Cette manière de penser, il l’a depuis son plus jeune âge. Tandis que les autres s’amusaient et se faisaient de réels amis, Hasumi observait et se contentait de copier leurs comportements pour se fondre dans la masse. Son manque d’empathie fera plusieurs victimes, à commencer par cette enseignante autoritaire et abusive qui frappait ses élèves. Un coup de crayon dans la paume de sa main et elle ne reviendra jamais, bien qu’elle savait pertinemment que ce qui était vendu comme un accident par le protagoniste, ne l’était pas du tout. Et plus il grandira, plus il va aiguiser son sens de l’observation et l’art de la manipulation, jusqu’à devenir insoupçonnable. Mais ce qui le rend vraiment marquant, c’est que Hasumi va devenir le révélateur de la noirceur qui peut se cacher dans chacun de ses élèves. Dans le troisième acte, des personnalités se révèlent suite à une énième manigance de Hasumi, et des élèves qu’on pensait doux comme des agneaux se transforment à leur tour en des manipulateurs nés.
Et tout ça est mené par la troisième force de cette œuvre : le travail incroyable de son auteur, Yûsuke Kishi. Il a réussi à construire un univers narratif crédible, un protagoniste fascinant et effrayant à la fois (tout en gardant une boussole morale en utilisant le point de vue Reika, une des élèves qui se méfie de lui et qui deviendra une de ses antagonistes), et le tout donne un roman noir solide, où le moindre détail peut avoir une importance cruciale dans le dénouement final.
Je vous ai dit que Yûsuke Kishi avait été traduit deux fois mais pour la même œuvre. Belfond est en effet le premier à le traduire en roman, mais il a déjà foulé le sol français sous la forme d’un manga de neuf tomes aux éditions Kana titré « Lesson of the evil ». Je l’ai lu à la suite du roman, parce que je me demandais comment ils avaient adapté cette histoire, surtout qu’il y a certaines scènes très graphiques et gores dans le roman. Eh bien ce fut là aussi une réussite : Hasumi est tout aussi flippant que dans le roman, et sa gueule de mannequin pousse encore plus l’ambivalence de ce personnage. Les scènes les plus gores sont cependant censurées dans le manga, mais elles retranscrivent fidèlement l’horreur de chaque situation.

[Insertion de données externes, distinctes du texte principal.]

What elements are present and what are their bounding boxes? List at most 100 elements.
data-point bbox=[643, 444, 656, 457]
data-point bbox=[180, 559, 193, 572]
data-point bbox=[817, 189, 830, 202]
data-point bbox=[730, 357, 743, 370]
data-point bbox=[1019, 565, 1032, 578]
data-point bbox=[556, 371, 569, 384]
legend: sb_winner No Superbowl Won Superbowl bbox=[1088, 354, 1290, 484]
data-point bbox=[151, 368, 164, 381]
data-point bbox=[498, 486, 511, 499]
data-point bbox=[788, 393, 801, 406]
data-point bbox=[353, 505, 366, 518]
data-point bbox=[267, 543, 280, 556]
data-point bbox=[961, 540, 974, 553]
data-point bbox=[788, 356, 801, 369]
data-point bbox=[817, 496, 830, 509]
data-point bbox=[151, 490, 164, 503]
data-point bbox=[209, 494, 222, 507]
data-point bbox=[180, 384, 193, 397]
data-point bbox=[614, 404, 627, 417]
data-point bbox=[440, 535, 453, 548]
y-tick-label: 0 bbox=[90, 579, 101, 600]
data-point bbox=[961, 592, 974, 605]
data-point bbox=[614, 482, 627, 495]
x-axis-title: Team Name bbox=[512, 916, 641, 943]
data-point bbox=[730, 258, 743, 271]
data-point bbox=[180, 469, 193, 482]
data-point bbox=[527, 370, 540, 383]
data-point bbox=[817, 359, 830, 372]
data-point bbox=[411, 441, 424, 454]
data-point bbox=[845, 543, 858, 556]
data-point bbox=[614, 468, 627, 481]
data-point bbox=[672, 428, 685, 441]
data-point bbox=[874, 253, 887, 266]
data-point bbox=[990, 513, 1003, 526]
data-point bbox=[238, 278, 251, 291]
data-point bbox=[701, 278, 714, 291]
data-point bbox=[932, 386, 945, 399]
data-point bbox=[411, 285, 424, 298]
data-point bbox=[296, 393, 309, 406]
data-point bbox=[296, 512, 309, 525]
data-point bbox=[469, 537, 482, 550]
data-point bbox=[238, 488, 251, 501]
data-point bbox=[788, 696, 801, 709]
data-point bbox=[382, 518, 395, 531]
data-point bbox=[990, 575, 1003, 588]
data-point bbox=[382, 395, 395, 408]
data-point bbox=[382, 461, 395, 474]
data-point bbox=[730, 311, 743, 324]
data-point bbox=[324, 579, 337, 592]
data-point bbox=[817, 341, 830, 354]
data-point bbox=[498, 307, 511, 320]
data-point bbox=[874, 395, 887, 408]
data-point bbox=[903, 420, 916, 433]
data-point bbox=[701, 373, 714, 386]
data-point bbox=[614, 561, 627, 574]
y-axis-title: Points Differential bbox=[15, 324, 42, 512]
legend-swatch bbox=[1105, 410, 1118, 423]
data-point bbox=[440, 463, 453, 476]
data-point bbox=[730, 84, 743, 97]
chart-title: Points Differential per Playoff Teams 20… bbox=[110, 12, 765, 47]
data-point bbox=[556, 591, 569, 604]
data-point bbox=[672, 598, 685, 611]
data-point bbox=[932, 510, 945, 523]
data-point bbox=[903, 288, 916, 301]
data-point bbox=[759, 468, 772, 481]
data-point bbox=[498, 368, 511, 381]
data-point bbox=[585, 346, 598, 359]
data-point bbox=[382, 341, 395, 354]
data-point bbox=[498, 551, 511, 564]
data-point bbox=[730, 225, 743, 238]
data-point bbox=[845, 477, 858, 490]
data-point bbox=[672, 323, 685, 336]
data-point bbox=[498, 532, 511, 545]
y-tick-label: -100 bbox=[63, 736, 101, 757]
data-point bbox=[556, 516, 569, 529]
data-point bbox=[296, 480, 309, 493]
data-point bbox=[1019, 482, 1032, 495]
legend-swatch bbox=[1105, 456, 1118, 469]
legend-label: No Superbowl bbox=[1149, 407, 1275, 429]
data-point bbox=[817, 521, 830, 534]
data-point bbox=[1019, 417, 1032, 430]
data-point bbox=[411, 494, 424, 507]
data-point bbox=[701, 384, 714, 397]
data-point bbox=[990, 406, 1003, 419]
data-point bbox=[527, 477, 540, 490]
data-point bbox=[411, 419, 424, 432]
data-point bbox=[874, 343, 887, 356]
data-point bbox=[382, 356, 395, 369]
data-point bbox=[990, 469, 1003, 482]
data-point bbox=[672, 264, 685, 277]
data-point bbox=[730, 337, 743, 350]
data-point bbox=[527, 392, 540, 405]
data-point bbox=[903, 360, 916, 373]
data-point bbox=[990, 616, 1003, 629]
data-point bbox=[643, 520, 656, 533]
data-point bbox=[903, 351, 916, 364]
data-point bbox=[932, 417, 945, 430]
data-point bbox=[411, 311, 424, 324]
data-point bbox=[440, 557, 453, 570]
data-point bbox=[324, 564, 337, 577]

Pour terminer sur l’auteur : étonnamment il n’a jamais enseigné. Il a travaillé dans une compagnie d’assurance-vie avant de devenir membre de l’association Mystery Writers of Japan. Il fait principalement des intrigues dans le genre policier ou horreur qui ont eu droit à plusieurs adaptations cinématographiques, et il a reçu plusieurs prix littéraires dont le Nihon Horror shōsetsu taishō pour “Kuroi le” (The Black House).
Cette Rentrée Littéraire est jalonnée de bonnes voire très bonnes lectures pour moi, mais clairement “La Leçon du mal”, c’est la cerise sur le gâteau ! Un roman noir japonais qui nous plonge dans la noirceur de l’âme humaine, incarnée par le plus grand salopard que je n’ai jamais croisé dans un roman, qui n’hésite pas à mentir, manipuler et lever toutes les barrières éthiques pour assouvir ses propres pulsions, un roman mené d’une main de maître par un auteur qui a le sens du détail et qui, jusqu’au bout, interroge ses personnages sur leur propre noirceur.